O drama sobre o cantor britânico Robbie Williams não foge totalmente das convenções, ainda se sustenta no arco de fama-declínio-elixir, no entanto, faz do lugar-comum, o espaço para ousar e esbanjar criatividade em números musicais barulhentos. O roteiro de Michael Gracey (também diretor), Simon Gleeson e Oliver Cole faz da busca pela fama o objetivo e a kryptonita de Williams; a trama não pretende apanhar toda a biografia de um astro a fim de enaltecê-lo, mas narrar a história de um personagem com todas as nuances disponíveis.

O protagonista (Jonno Davies) é um macaco, pois é como ele se vê: diferente das outras pessoas.

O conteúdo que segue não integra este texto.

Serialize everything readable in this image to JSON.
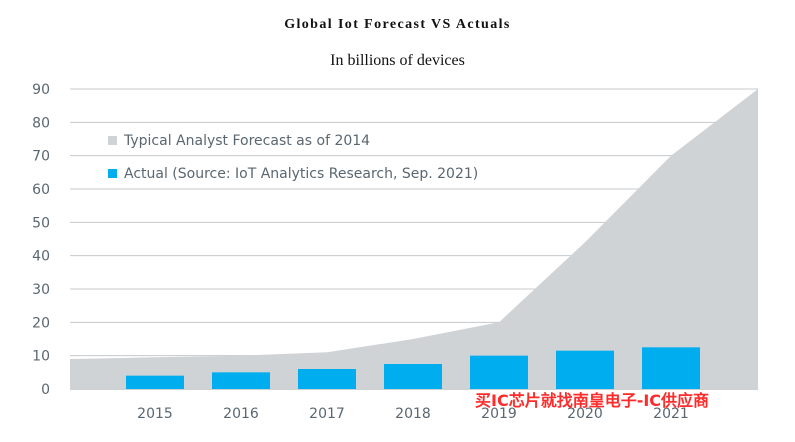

A escolha do recurso serve também para realçar o perfil fantasioso dos musicais, à medida que contribui para o aprimoramento das expressões de Robbie Williams, que ficam bem agressivas quando está com sentimentos à flor da pele – os dentes afiados do macaco dão um toque a mais na representação da raiva.
Além disso, há o tipo de personagem que conduz a narrativa: o cantor é consciente da sua natureza babaca, narra em primeira pessoa e sabe da existência do público, o que é interessante em um filme sobre querer ser visto pelas pessoas. Diferente de outras produções, que por interferências da família, do próprio biografado ou por uma escolha de tornar o protagonista divino, prefere esconder defeitos e apenas o tornar uma vítima, Williams é sincero mesmo sendo o narrador – que piada, logo a história do macaco ser a mais humana.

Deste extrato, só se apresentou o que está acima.